In morals, conduct, and beliefs we take the color of our
environment and associations, and it is a color that can safely be
warranted to wash. Whenever we have been furnished with a tar
baby ostensibly stuffed with jewels, and warned that it will be
dishonorable and irreverent to disembowel it and test the jewels,
we keep our sacrilegious hands off it. We submit, not reluctantly,
but rather gladly, for we are privately afraid we should find, upon
examination, that the jewels are of the sort that are manufactured
at North Adams, Mass.
I haven't any idea that Shakespeare will have to vacate his
pedestal this side
of the year 2209. Disbelief in him cannot come
swiftly, disbelief in a healthy and deeply-loved tar baby has never
been known to disintegrate swiftly, it is a very slow process. It
took several thousand years to convince our fine race—including
every splendid intellect in it—that there is no such thing as a witch;
it has taken several thousand years to convince that same fine
race—including every splendid intellect in it—that there is no such person
as Satan; it has taken several centuries to remove perdition from
the Protestant Church's program of postmortem entertainments; it
has taken a weary long time to persuade American Presbyterians to
give up infant damnation and try to bear it the best they can; and
it looks as if their Scotch brethren will still be burning babies in
the everlasting fires when Shakespeare comes down from his perch.

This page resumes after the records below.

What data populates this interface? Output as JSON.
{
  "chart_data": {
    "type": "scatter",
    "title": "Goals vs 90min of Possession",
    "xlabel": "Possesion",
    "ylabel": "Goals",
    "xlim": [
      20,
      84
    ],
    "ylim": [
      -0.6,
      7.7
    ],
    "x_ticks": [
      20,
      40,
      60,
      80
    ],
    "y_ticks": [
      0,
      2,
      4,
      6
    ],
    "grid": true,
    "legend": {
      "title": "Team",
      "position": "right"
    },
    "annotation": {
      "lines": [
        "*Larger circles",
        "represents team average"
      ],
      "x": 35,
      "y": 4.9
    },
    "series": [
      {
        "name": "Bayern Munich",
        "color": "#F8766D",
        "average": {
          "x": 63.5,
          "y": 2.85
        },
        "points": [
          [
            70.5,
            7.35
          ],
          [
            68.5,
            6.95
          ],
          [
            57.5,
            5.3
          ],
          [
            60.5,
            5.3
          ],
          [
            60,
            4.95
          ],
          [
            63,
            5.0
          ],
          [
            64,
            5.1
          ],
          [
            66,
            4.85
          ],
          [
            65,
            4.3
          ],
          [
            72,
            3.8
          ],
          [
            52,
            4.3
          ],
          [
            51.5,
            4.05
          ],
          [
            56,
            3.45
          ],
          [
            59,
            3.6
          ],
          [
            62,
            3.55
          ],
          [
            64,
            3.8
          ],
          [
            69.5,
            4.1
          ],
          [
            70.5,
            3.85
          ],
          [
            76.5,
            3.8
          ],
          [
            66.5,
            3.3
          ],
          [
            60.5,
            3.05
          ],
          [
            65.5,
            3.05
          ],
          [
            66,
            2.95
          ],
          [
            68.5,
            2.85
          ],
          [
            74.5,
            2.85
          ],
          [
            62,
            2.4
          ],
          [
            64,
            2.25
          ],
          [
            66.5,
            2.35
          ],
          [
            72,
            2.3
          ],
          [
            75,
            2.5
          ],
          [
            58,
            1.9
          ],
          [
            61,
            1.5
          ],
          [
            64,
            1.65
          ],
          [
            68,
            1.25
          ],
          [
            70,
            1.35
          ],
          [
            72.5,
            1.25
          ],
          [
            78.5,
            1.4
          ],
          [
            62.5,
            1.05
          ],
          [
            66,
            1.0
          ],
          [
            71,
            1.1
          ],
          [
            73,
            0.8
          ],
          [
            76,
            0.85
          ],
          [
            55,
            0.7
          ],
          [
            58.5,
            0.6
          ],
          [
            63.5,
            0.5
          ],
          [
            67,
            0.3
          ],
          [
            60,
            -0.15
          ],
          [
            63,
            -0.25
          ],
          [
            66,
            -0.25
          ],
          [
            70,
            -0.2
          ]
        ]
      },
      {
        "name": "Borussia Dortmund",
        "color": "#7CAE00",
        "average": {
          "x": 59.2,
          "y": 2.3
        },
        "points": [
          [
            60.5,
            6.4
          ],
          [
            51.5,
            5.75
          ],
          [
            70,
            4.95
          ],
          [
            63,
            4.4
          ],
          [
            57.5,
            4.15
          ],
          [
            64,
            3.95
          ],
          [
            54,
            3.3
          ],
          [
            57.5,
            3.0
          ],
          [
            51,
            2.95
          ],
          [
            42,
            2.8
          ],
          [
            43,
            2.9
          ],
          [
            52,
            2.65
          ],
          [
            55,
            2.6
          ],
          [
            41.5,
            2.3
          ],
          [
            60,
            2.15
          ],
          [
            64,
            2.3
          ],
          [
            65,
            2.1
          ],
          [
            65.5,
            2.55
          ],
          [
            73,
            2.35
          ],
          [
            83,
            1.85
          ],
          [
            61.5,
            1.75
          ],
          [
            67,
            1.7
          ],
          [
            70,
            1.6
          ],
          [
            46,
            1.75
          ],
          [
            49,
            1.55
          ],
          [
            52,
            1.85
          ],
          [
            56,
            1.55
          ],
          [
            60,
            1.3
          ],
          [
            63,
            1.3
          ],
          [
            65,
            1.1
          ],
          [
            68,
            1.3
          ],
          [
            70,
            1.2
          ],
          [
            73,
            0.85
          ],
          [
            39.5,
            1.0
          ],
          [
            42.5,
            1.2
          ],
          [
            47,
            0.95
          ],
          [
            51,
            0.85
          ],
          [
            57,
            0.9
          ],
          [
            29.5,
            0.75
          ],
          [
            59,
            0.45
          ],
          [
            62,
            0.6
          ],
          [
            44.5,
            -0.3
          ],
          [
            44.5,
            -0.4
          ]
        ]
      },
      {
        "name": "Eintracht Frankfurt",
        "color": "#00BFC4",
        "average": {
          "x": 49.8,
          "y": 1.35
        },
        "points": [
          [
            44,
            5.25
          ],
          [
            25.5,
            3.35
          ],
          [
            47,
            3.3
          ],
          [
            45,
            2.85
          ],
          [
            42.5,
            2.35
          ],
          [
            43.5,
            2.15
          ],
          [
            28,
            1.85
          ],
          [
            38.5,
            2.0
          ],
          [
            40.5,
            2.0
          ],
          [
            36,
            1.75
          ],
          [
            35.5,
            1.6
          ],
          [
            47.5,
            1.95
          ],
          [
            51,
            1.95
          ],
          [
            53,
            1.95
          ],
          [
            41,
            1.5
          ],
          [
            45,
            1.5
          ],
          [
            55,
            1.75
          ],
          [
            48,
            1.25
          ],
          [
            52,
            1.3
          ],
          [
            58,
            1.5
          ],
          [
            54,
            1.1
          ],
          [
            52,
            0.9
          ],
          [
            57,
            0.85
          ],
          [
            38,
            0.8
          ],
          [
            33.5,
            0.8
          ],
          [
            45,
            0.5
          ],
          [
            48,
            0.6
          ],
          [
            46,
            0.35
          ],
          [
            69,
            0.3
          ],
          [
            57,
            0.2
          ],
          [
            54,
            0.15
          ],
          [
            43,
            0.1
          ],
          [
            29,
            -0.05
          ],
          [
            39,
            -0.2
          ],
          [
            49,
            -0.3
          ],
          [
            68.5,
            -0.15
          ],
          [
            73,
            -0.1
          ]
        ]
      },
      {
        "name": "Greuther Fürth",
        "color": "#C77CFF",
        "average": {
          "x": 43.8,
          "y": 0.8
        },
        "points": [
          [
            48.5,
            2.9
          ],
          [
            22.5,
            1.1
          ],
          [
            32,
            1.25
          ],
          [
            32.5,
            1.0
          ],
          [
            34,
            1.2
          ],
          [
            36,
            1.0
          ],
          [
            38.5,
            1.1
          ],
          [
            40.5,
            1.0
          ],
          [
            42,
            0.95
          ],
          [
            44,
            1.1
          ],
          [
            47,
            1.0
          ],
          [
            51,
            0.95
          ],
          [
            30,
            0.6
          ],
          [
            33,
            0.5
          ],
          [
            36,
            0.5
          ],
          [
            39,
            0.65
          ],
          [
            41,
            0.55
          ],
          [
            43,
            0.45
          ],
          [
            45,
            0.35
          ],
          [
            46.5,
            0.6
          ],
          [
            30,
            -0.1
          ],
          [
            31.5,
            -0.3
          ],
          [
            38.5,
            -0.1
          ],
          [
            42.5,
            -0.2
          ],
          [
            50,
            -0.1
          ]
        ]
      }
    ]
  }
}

We are The Reasoning Race. We can't prove it by the above
examples, and we can't prove it by the miraculous "histories" built
by those Stratfordolaters out of a hatful of rags and a barrel of
sawdust, but there is a plenty of other things we can prove it by,
if I could think of them. We are The Reasoning Race, and when
we find a vague file of chipmunk-tracks stringing through the dust
of Stratford village, we know by our reasoning powers that
Hercules has been along there. I feel that our fetish is safe for three
centuries yet. The bust, too—there in the Stratford Church. The
precious bust, the priceless bust, the calm bust, the serene bust, the
emotionless bust, with the dandy moustache, and the putty face,
unseamed of care—that face which has looked passionlessly down
upon the awed pilgrim for a hundred and fifty years and will still
look down upon the awed pilgrim three hundred more, with the
deep, deep, deep, subtle, subtle, subtle, expression of a bladder.